Due to the ongoing uncertainty over the Ukraine war, it is extremely difficult to predict the future course of economic growth and inflation in the Baltic states, says the Bank of Lithuania. Therefore, its economists have prepared three scenarios instead of regular forecasts.

Under the conventional scenario, based on the information available on March 1, Lithuania’s GDP is projected to grow by 2.7% this year, while inflation is projected at 10.5%.

In the shock scenario, which is based on assumptions and financial market information until March 17, the country’s GDP will increase by 0.4% and the inflation will be at 11.1%.  In case of a greater shock scenario, hypothetical additional shocks to the economy are projected which would lead to a decrease of GDP by 1.2% in 2022 and the inflation rate would be at 11.5%.

Some economists and analysts  do not rule out the possibility of even a recession in Lithuania this year. They believe that the situation will depend on the course of Russia’s war in Ukraine, as well as the consequences of Western sanctions against Russia and the surge in global energy prices.
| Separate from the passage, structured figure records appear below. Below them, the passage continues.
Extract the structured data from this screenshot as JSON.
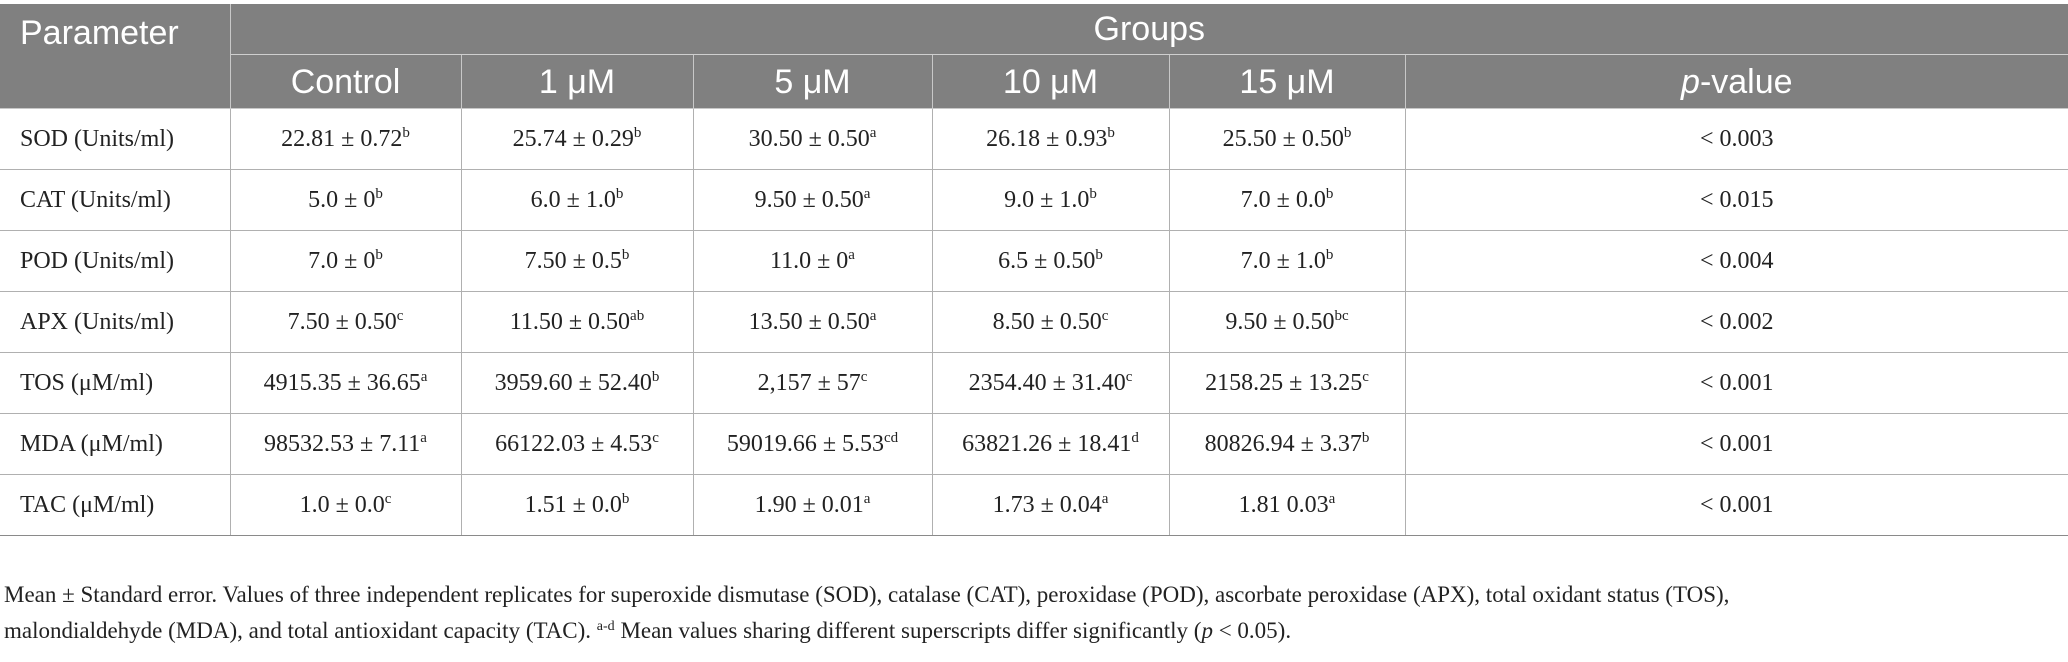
{
  "table": {
    "header": {
      "parameter": "Parameter",
      "groups": "Groups",
      "columns": [
        {
          "text": "Control"
        },
        {
          "text": "1 μM"
        },
        {
          "text": "5 μM"
        },
        {
          "text": "10 μM"
        },
        {
          "text": "15 μM"
        },
        {
          "italic": "p",
          "text": "-value"
        }
      ]
    },
    "rows": [
      {
        "parameter": "SOD (Units/ml)",
        "cells": [
          {
            "value": "22.81 ± 0.72",
            "sup": "b"
          },
          {
            "value": "25.74 ± 0.29",
            "sup": "b"
          },
          {
            "value": "30.50 ± 0.50",
            "sup": "a"
          },
          {
            "value": "26.18 ± 0.93",
            "sup": "b"
          },
          {
            "value": "25.50 ± 0.50",
            "sup": "b"
          }
        ],
        "p": "< 0.003"
      },
      {
        "parameter": "CAT (Units/ml)",
        "cells": [
          {
            "value": "5.0 ± 0",
            "sup": "b"
          },
          {
            "value": "6.0 ± 1.0",
            "sup": "b"
          },
          {
            "value": "9.50 ± 0.50",
            "sup": "a"
          },
          {
            "value": "9.0 ± 1.0",
            "sup": "b"
          },
          {
            "value": "7.0 ± 0.0",
            "sup": "b"
          }
        ],
        "p": "< 0.015"
      },
      {
        "parameter": "POD (Units/ml)",
        "cells": [
          {
            "value": "7.0 ± 0",
            "sup": "b"
          },
          {
            "value": "7.50 ± 0.5",
            "sup": "b"
          },
          {
            "value": "11.0 ± 0",
            "sup": "a"
          },
          {
            "value": "6.5 ± 0.50",
            "sup": "b"
          },
          {
            "value": "7.0 ± 1.0",
            "sup": "b"
          }
        ],
        "p": "< 0.004"
      },
      {
        "parameter": "APX (Units/ml)",
        "cells": [
          {
            "value": "7.50 ± 0.50",
            "sup": "c"
          },
          {
            "value": "11.50 ± 0.50",
            "sup": "ab"
          },
          {
            "value": "13.50 ± 0.50",
            "sup": "a"
          },
          {
            "value": "8.50 ± 0.50",
            "sup": "c"
          },
          {
            "value": "9.50 ± 0.50",
            "sup": "bc"
          }
        ],
        "p": "< 0.002"
      },
      {
        "parameter": "TOS (μM/ml)",
        "cells": [
          {
            "value": "4915.35 ± 36.65",
            "sup": "a"
          },
          {
            "value": "3959.60 ± 52.40",
            "sup": "b"
          },
          {
            "value": "2,157 ± 57",
            "sup": "c"
          },
          {
            "value": "2354.40 ± 31.40",
            "sup": "c"
          },
          {
            "value": "2158.25 ± 13.25",
            "sup": "c"
          }
        ],
        "p": "< 0.001"
      },
      {
        "parameter": "MDA (μM/ml)",
        "cells": [
          {
            "value": "98532.53 ± 7.11",
            "sup": "a"
          },
          {
            "value": "66122.03 ± 4.53",
            "sup": "c"
          },
          {
            "value": "59019.66 ± 5.53",
            "sup": "cd"
          },
          {
            "value": "63821.26 ± 18.41",
            "sup": "d"
          },
          {
            "value": "80826.94 ± 3.37",
            "sup": "b"
          }
        ],
        "p": "< 0.001"
      },
      {
        "parameter": "TAC (μM/ml)",
        "cells": [
          {
            "value": "1.0 ± 0.0",
            "sup": "c"
          },
          {
            "value": "1.51 ± 0.0",
            "sup": "b"
          },
          {
            "value": "1.90 ± 0.01",
            "sup": "a"
          },
          {
            "value": "1.73 ± 0.04",
            "sup": "a"
          },
          {
            "value": "1.81 0.03",
            "sup": "a"
          }
        ],
        "p": "< 0.001"
      }
    ]
  },
  "footnote": {
    "line1": "Mean ± Standard error. Values of three independent replicates for superoxide dismutase (SOD), catalase (CAT), peroxidase (POD), ascorbate peroxidase (APX), total oxidant status (TOS),",
    "line2_a": "malondialdehyde (MDA), and total antioxidant capacity (TAC). ",
    "line2_sup": "a-d",
    "line2_b": " Mean values sharing different superscripts differ significantly (",
    "line2_p": "p",
    "line2_c": " < 0.05)."
  },
  "colors": {
    "header_bg": "#808080",
    "header_text": "#ffffff",
    "grid_line": "#b0b0b0",
    "body_text": "#222222"
  }
}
The inflation rate and slowing growth, coupled with the COVID-19 pandemic, the migrant crisis on the 670-kilometre Lithuanian-Belarusian border and the inevitable fallout to the country’s economy from sanctions against Russia and Belarus will certainly backfire on Lithuania’s Liberal-Conservative government, analysts say, although the blame game for now remains overshadowed by the war in Ukraine.

“Indeed, paying a price for the COVID-19 pandemic, the policies it was implementing and, now, for fallout from the war is inevitable [for the government]. Once the war in over, all the attention will be on the economy, which, judged by most by the prices on the shelves, does not look very good,” Vytautas Dumbliauskas, associate professor of Vilnius-based Mykolas Romeris University, tells bne IntelliNews.

The liberal-Conservative Lithuanian government has put together a plan to alleviate the effects of inflation. The government has announced it will increase pensions, social benefits, tax-exempt income and child allowances. It is also offering subsidies on heating and for household electricity consumers. Observers say, however, more effort may be needed within months – and it may have to include measures that the government rejects today, such as pegging salaries to inflation.